Kedatangan Messi di klub milik David Beckham Inter Miami menandai titik balik bagi klub dan MLS itu sendiri. Apple dan adidas mendanai sebagian kontrak Messi senilai $60 juta per tahun. Kontrak itu berpotensi diperpanjang hingga 2026.
Apple membayar kesepakatan itu, dengan berlangganan agar bisa menonton Messi bermain, sementara adidas memberi sang megabintang persentase dari penjualan jersey yang bernama punggung Lionel Messi.
MLS mungkin liga yang kualitasnya tak setinggi di Spanyol atau Prancis, di mana Messi pernah bermain di keduanya selama masa-masa emasnya di Eropa.
Akan tetapi, komentar terbarunya dalam wawancara dia di Argentina saat merefleksikan bagaimana capaian Piala Dunia negaranya tahun lalu, telah membuat banyak fans MLS sakit hati.

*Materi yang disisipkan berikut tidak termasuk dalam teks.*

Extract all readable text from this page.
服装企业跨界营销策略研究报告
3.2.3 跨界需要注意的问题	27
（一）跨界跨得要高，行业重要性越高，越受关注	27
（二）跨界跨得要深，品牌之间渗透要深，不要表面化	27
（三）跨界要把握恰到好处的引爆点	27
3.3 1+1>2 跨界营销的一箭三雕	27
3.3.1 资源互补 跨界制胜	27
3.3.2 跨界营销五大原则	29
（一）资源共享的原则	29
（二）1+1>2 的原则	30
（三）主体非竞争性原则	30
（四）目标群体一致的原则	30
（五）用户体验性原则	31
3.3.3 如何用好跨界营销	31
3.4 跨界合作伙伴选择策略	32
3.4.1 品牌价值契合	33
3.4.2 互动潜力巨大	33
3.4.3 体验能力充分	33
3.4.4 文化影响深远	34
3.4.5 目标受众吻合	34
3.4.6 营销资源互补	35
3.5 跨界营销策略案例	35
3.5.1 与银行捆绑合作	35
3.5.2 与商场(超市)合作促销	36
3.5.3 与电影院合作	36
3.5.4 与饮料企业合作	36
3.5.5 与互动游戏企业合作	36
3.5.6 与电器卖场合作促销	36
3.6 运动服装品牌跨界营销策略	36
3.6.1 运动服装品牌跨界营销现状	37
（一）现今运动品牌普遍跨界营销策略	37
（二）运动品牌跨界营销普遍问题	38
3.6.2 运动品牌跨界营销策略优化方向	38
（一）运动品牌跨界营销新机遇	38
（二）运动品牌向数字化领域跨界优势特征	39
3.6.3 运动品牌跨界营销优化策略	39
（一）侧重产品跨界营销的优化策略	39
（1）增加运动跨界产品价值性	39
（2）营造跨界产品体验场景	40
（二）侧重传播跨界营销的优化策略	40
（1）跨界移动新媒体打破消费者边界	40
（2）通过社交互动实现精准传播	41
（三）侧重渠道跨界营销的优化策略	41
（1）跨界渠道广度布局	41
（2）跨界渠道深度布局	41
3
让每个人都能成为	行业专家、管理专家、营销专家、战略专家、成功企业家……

Ketika ditanya soal Piala Dunia 2026, Messi kepada Star+ mengatakan: "Saya sudah bilang beberapa kali dan itu adalah kenyataan. Saya selalu berusaha untuk bersaing secara maksimal dan saya adalah yang pertama tahu kapan saya bisa berada di sana dan kapan saya tidak bisa."
"Saya juga menyadari bahwa saya datang ke liga rendah, akan tetapi banyak hal terjadi karena cara seseorang menghadapinya dan bersaing," tandas Messi, yang kemudian perkataannya ini jadi polemik.

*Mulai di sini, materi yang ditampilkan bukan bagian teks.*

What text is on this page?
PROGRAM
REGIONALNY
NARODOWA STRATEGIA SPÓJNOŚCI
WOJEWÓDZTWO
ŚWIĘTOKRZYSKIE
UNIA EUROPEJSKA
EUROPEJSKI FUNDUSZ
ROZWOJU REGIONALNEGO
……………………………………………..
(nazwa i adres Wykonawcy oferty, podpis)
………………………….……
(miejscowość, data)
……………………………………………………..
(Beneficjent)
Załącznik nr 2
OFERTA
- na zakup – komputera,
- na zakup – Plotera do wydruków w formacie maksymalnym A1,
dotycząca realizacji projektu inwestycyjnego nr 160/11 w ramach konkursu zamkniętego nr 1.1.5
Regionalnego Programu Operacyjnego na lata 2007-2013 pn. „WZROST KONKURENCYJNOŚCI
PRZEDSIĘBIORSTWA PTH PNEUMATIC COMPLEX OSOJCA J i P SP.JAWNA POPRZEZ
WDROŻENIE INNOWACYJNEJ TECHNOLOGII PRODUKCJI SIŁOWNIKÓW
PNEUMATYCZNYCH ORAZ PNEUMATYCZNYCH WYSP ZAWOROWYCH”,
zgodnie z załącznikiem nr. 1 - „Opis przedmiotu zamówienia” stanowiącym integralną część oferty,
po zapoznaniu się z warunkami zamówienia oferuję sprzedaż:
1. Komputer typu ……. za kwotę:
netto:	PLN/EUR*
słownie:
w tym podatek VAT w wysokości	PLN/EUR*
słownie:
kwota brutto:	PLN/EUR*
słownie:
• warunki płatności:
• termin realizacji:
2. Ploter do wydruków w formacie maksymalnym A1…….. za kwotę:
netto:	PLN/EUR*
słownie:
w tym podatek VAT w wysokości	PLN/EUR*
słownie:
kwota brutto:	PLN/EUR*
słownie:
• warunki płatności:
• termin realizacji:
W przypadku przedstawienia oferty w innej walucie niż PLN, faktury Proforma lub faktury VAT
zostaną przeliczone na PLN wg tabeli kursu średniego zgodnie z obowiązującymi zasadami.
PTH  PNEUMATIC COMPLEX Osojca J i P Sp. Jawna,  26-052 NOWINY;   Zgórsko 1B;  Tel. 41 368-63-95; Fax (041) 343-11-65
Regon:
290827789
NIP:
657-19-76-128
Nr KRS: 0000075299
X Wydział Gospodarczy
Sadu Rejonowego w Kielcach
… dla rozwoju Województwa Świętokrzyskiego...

Ketika dia bergabung ke Miami di musim panas, Messi membuat impak instan, memimpim tim barunya ini keluar sebagai juara Piala Liga dan mencetak 11 gol dalam 14 pertandingan pertama. Klub juga menembus final U.S Open Cup, meski kalah dari Houston Dynamo setelah Messi menepi di laga final karena cedera.
Inter Miami hampir gagal lolos ke babak play-off pascamusim MLS setelah awal yang buruk di 2023 di bawah manajer Phil Neville.